An Inside View of a Deadly Attack on a Ukrainian Rail Station

Survivors detail how a Russian missile strike disrupted the evacuation of civilians from the Donetsk and Luhansk regions

An Inside View of a Deadly Attack on a Ukrainian Rail Station
Kramatorsk station director Lyubov Pazyura, 64, poses for a photograph in front of the railway station that suffered one of Russia’s bloodiest attacks of the war on Ukrainian civilians. (Anna Tsyhyma)

In the first weeks of Russia’s full-scale invasion of Ukraine, residents from the frontline cities belonging to the eastern regions of Donetsk and Luhansk feared that each day would be their last before Russian occupation. It soon became clear that the only way to evacuate large numbers of people westward toward safety was by railway. 

The Ukrainian authorities hoped to create “green corridors” for the millions of civilians fleeing the violence, but the siege of Mariupol, a southern port city, showed that organized convoys of cars were not able to leave, while civilians who left alone risked coming under fire.

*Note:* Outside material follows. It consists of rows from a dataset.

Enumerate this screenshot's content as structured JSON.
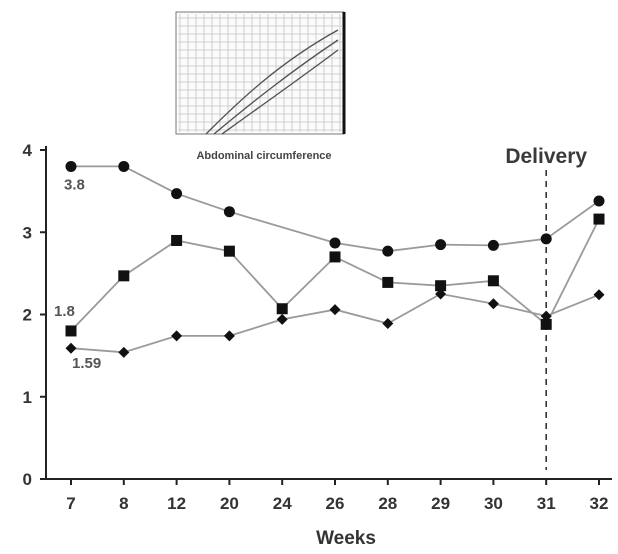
{
  "chart_data": {
    "type": "line",
    "title": "",
    "xlabel": "Weeks",
    "ylabel": "",
    "categories": [
      "7",
      "8",
      "12",
      "20",
      "24",
      "26",
      "28",
      "29",
      "30",
      "31",
      "32"
    ],
    "ylim": [
      0,
      4
    ],
    "yticks": [
      0,
      1,
      2,
      3,
      4
    ],
    "grid": false,
    "series": [
      {
        "marker": "circle",
        "values": [
          3.8,
          3.8,
          3.47,
          3.25,
          null,
          2.87,
          2.77,
          2.85,
          2.84,
          2.92,
          3.38
        ]
      },
      {
        "marker": "square",
        "values": [
          1.8,
          2.47,
          2.9,
          2.77,
          2.07,
          2.7,
          2.39,
          2.35,
          2.41,
          1.88,
          3.16
        ]
      },
      {
        "marker": "diamond",
        "values": [
          1.59,
          1.54,
          1.74,
          1.74,
          1.94,
          2.06,
          1.89,
          2.25,
          2.13,
          1.98,
          2.24
        ]
      }
    ],
    "annotations": [
      {
        "text": "3.8",
        "series": 0,
        "index": 0
      },
      {
        "text": "1.8",
        "series": 1,
        "index": 0
      },
      {
        "text": "1.59",
        "series": 2,
        "index": 0
      }
    ],
    "vline": {
      "label": "Delivery",
      "x": "31",
      "style": "dashed"
    },
    "inset": {
      "title": "Abdominal circumference"
    },
    "colors": {
      "line": "#9a9a9a",
      "marker": "#111111",
      "axis": "#222222",
      "text": "#333333"
    }
  }
}
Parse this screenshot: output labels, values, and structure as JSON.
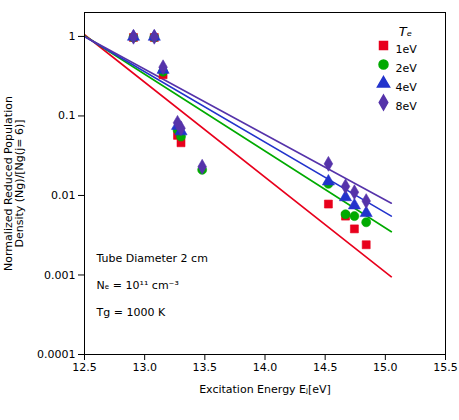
{
  "chart_data": {
    "type": "scatter",
    "xlabel": "Excitation Energy Eⱼ[eV]",
    "ylabel": "Normalized Reduced Population\nDensity (Ng)/[Ng(j= 6)]",
    "legend_title": "Tₑ",
    "annotations": [
      "Tube Diameter 2 cm",
      "Nₑ = 10¹¹ cm⁻³",
      "Tg = 1000 K"
    ],
    "log": "y",
    "grid": false,
    "legend": "upper right",
    "xlim": [
      12.5,
      15.5
    ],
    "ylim": [
      0.0001,
      2.0
    ],
    "xticks": [
      12.5,
      {
        "value": 13,
        "label": "13.0"
      },
      13.5,
      {
        "value": 14,
        "label": "14.0"
      },
      14.5,
      {
        "value": 15,
        "label": "15.0"
      },
      15.5
    ],
    "yticks": [
      0.0001,
      0.001,
      0.01,
      0.1,
      1
    ],
    "series": [
      {
        "name": "1eV",
        "color": "#e8001c",
        "marker": "square",
        "x": [
          12.907,
          13.08,
          13.153,
          13.273,
          13.302,
          14.527,
          14.669,
          14.743,
          14.841
        ],
        "values": [
          0.97,
          0.97,
          0.33,
          0.057,
          0.046,
          0.0078,
          0.0055,
          0.0038,
          0.0024
        ],
        "fit_x": [
          12.5,
          15.05
        ],
        "fit_values": [
          1.05,
          0.00095
        ]
      },
      {
        "name": "2eV",
        "color": "#00aa00",
        "marker": "circle",
        "x": [
          12.907,
          13.08,
          13.153,
          13.273,
          13.302,
          13.478,
          14.527,
          14.669,
          14.743,
          14.841
        ],
        "values": [
          0.97,
          0.97,
          0.36,
          0.067,
          0.055,
          0.021,
          0.014,
          0.0058,
          0.0055,
          0.0046
        ],
        "fit_x": [
          12.5,
          15.05
        ],
        "fit_values": [
          1.02,
          0.0035
        ]
      },
      {
        "name": "4eV",
        "color": "#2233cc",
        "marker": "triangle",
        "x": [
          12.907,
          13.08,
          13.153,
          13.273,
          13.302,
          14.527,
          14.669,
          14.743,
          14.841
        ],
        "values": [
          0.99,
          0.99,
          0.38,
          0.075,
          0.064,
          0.015,
          0.0095,
          0.0075,
          0.006
        ],
        "fit_x": [
          12.5,
          15.05
        ],
        "fit_values": [
          1.0,
          0.0055
        ]
      },
      {
        "name": "8eV",
        "color": "#5533aa",
        "marker": "diamond",
        "x": [
          12.907,
          13.08,
          13.153,
          13.273,
          13.302,
          13.478,
          14.527,
          14.669,
          14.743,
          14.841
        ],
        "values": [
          0.99,
          0.99,
          0.41,
          0.082,
          0.07,
          0.023,
          0.025,
          0.013,
          0.011,
          0.0085
        ],
        "fit_x": [
          12.5,
          15.05
        ],
        "fit_values": [
          1.0,
          0.008
        ]
      }
    ]
  }
}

The main departure point in the east quickly became the red-brick railway station in Kramatorsk in the Donetsk region, the largest city farthest from the hostilities. Several dozen volunteers coordinated the constant flow of passengers who arrived from the combat zones, often shocked and disoriented. No tickets were needed or issued; volunteers directed people to a large tent where they could get cups of steaming tea. Lining up to get onto the trains could turn into a battle for survival: Sometimes, those who were fitter pushed the weaker passengers out of the line, volunteers recalled.